Der VEA kritisierte bei der gestern stattfindenden Mitgliederversammlung die fehlende Beständigkeit bei der Umsetzung der Energiewende. Wie der Verband mitteilte, leide insbesondere der deutsche Mittelstand unter den steten Novellierungen der Energiegesetze und steigenden Energiepreisen. Dadurch werde auch die internationale Wettbewerbsfähigkeit des Wirtschaftsstandorts Deutschland gefährdet. Mit Blick auf die Bundestagswahl am 24. September 2017 spricht sich der VEA daher für eine Entlastung des energieintensiven Mittelstands und eine beständigere Umsetzung der Energiewende aus.

"Durch die Dezentralisierung und die Liberalisierung des Stromsektors in den vergangen Jahrzehnten wurden wichtige und notwendige Entwicklungen ermöglicht, die wir als Verband der Energieabnehmer begrüßen", erklärt August Wagner, Vorstandsvorsitzender des VEA, in seiner Rede vor den Mitgliedern. "Wir warnen jedoch gleichzeitig davor, dass diese positiven Entwicklungen durch ein Übermaß an Bürokratie, unübersichtliche Regelungen und weiter steigende Stromkosten ins Negative umschlagen."

Steigende Energiekosten, strenge bürokratische Vorgaben und die fehlende Kontinuität in der Gestaltung der Energiewende belasten insbesondere den energieintensiven Mittelstand und führen zu Planungsunsicherheiten und Investitionshemmnissen. "In vielen Branchen wird nicht mehr ausreichend investiert und reinvestiert. Als Konsequenz drohen der Substanzverlust bei Produktionsanlagen und letztlich die Schwächung des Wirtschaftsstandorts", so Wagner. Dies gefährde auch die internationale Wettbewerbsfähigkeit der deutschen Wirtschaft über die nächsten Jahrzehnte hinaus. "Wir können nicht oft genug daran erinnern, dass Unternehmer bei Investitionsentscheidungen nicht in Legislaturperioden denken und planen, sondern in Zeiträumen von häufig mehreren Jahrzehnten", führt Wagner weiter aus.

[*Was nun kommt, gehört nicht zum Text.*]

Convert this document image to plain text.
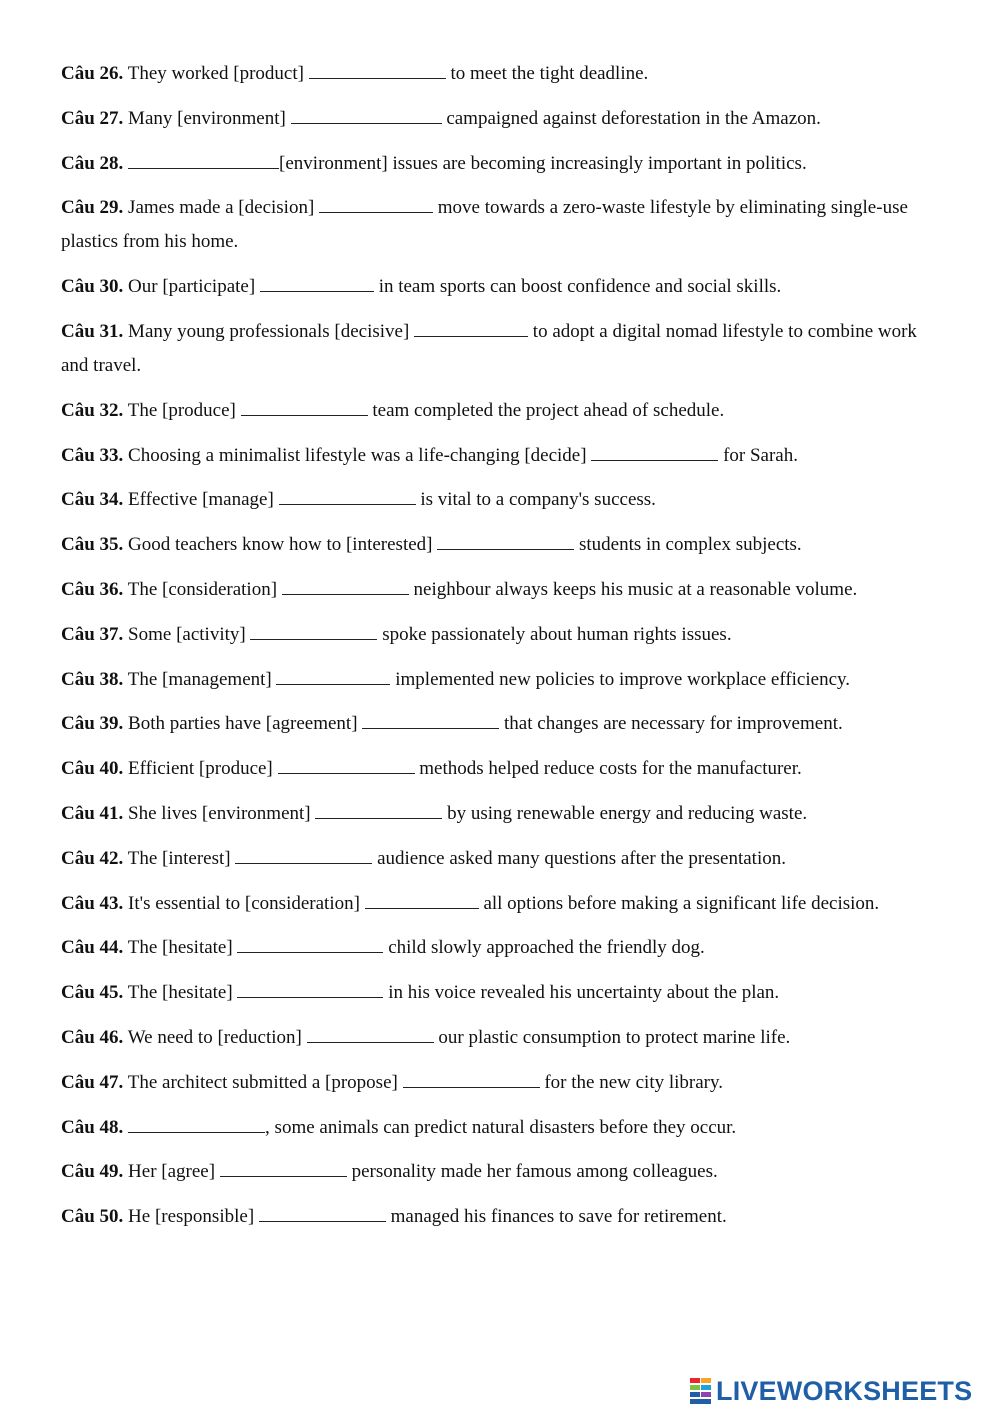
Câu 26. They worked [product]	to meet the tight deadline.

Câu 27. Many [environment]	campaigned against deforestation in the Amazon.

Câu 28.	[environment] issues are becoming increasingly important in politics.

Câu 29. James made a [decision]	move towards a zero-waste lifestyle by eliminating single-use plastics from his home.

Câu 30. Our [participate]	in team sports can boost confidence and social skills.

Câu 31. Many young professionals [decisive]	to adopt a digital nomad lifestyle to combine work and travel.

Câu 32. The [produce]	team completed the project ahead of schedule.

Câu 33. Choosing a minimalist lifestyle was a life-changing [decide]	for Sarah.

Câu 34. Effective [manage]	is vital to a company's success.

Câu 35. Good teachers know how to [interested]	students in complex subjects.

Câu 36. The [consideration]	neighbour always keeps his music at a reasonable volume.

Câu 37. Some [activity]	spoke passionately about human rights issues.

Câu 38. The [management]	implemented new policies to improve workplace efficiency.

Câu 39. Both parties have [agreement]	that changes are necessary for improvement.

Câu 40. Efficient [produce]	methods helped reduce costs for the manufacturer.

Câu 41. She lives [environment]	by using renewable energy and reducing waste.

Câu 42. The [interest]	audience asked many questions after the presentation.

Câu 43. It's essential to [consideration]	all options before making a significant life decision.

Câu 44. The [hesitate]	child slowly approached the friendly dog.

Câu 45. The [hesitate]	in his voice revealed his uncertainty about the plan.

Câu 46. We need to [reduction]	our plastic consumption to protect marine life.

Câu 47. The architect submitted a [propose]	for the new city library.

Câu 48.	, some animals can predict natural disasters before they occur.

Câu 49. Her [agree]	personality made her famous among colleagues.

Câu 50. He [responsible]	managed his finances to save for retirement.

LIVEWORKSHEETS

Mit Blick auf die Bundestagswahl am 24. September 2017 fordert der VEA daher sichere und beständige Rahmenbedingungen bei der Umsetzung der Energiewende und ein Ende grundlegender Novellierungen und gesetzlicher Veränderungen im Energiesektor. Planungssicherheit und finanzielle Entlastungen in den energieintensiven Wirtschaftsbereichen seien Grundvoraussetzungen dafür, dass der Wirtschaftsstandort Deutschland auch in den kommenden Jahrzehnten seinen international guten Stand bewahren könnte.